IBM has verified that its recent round of layoffs affected its Watson Health unit, which is focused on applying artificial intelligence to the healthcare space.
Spokesman Doug Shelton told The Herald Sun that the situation “affects a small percentage of our global Watson Health workforce as we move to more technology-intensive offerings, simplified processes and automation to drive speed.” He did not specify how many individuals lost their jobs.

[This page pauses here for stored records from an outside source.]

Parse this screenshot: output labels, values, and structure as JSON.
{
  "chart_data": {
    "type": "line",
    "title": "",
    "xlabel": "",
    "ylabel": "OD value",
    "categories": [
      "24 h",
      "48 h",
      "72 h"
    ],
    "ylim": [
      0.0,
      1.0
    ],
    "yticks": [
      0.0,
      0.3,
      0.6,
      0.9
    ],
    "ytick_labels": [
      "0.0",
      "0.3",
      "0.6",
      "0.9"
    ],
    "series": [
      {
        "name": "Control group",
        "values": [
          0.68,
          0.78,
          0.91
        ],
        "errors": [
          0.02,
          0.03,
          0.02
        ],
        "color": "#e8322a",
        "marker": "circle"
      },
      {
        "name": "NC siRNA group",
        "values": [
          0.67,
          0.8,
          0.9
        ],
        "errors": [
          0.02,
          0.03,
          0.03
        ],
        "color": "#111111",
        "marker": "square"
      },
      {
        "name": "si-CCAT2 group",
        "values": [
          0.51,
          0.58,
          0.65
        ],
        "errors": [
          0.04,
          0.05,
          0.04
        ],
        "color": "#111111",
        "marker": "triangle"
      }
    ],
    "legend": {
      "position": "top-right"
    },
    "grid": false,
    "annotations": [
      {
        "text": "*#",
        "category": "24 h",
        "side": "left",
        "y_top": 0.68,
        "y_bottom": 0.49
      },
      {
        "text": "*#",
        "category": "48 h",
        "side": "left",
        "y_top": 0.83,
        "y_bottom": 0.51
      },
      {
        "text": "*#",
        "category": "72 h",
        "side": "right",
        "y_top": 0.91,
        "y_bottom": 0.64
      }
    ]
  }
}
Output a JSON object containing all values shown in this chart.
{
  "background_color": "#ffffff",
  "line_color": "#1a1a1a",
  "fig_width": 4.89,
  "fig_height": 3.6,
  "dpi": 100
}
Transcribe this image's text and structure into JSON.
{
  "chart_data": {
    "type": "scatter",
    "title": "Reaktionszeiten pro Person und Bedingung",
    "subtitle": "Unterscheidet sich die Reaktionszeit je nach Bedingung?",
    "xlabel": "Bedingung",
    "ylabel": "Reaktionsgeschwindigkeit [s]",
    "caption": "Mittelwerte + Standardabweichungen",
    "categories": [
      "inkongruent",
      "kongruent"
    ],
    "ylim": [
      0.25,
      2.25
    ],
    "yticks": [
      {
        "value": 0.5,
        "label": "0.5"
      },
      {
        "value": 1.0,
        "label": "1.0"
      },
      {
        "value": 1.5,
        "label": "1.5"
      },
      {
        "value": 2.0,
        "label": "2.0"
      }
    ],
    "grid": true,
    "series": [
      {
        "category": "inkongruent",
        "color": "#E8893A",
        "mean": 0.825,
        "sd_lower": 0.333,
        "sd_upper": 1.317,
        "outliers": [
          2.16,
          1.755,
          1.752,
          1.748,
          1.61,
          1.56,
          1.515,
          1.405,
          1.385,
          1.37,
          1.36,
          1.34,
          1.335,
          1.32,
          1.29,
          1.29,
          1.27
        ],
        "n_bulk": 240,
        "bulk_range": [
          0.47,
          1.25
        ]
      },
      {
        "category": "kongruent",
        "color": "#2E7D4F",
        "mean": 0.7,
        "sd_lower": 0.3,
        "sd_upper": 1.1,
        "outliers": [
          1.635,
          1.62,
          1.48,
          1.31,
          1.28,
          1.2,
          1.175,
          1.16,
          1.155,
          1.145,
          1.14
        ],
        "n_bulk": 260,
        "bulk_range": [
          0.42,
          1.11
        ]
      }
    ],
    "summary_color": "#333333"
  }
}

Previous reports told a different story. Before Memorial Day weekend, The Register reported IBM laid off 50 to 70 percent of Watson staff members at offices in Dallas, Texas; Ann Arbor, Michigan; Cleveland, Ohio; Denver, Colorado; and elsewhere. The site reported the layoffs affected companies IBM acquired to help its Watson unit, including Truven, a data analytics firm; Merge, a medical imaging company; and population health management business Phytel.
The article in The Register cited inside sources and the Watching IBM Facebook page.
Overall, the exact extent of the layoffs remains unclear. IBM hasn’t filed a mass-layoff notice under the Worker Adjustment and Retraining Notification Act in North Carolina, Texas or Ohio. Companies are required to file when a layoff impacts over 50 people amounting to a third or more of the staff at one site of employment, according to The Herald Sun.
IBM Watson Health and its approach have faced scrutiny as of late.
A 2017 interview with a former IBM employee who worked in the company’s life sciences group showed the hype around AI’s impact on healthcare was also felt internally at the company. He explained that though marketing budgets were large, the talk never materialized into a tangible off-the-shelf product.
In the article published last September, the employee said he has heard dissatisfaction from his former colleagues. “There’s a lot of frustration there. A lot of infighting and a lot of power jockeying and a lot of politics going on,” he said. “So people are getting fed up and leaving left and right.” He mentioned four people have reached out to him to see if they could get a job at his new employer.
Additionally, one of the tech giant’s projects in the healthcare sector made headlines for its lack of success. MD Anderson Cancer Center and IBM Watson’s relationship ended when the project failed to meet its goals, according to Forbes.
Last spring, a venture capitalist — Chamath Palihapitiya, CEO and founder of Social Capital — notably called Watson “a joke.” He pointed to Google and Amazon as companies he would take seriously in the space. “I think what IBM is excellent at is using their sales and marketing infrastructure to convince people who have asymmetrically less knowledge to pay for something,” Palihapitiya said.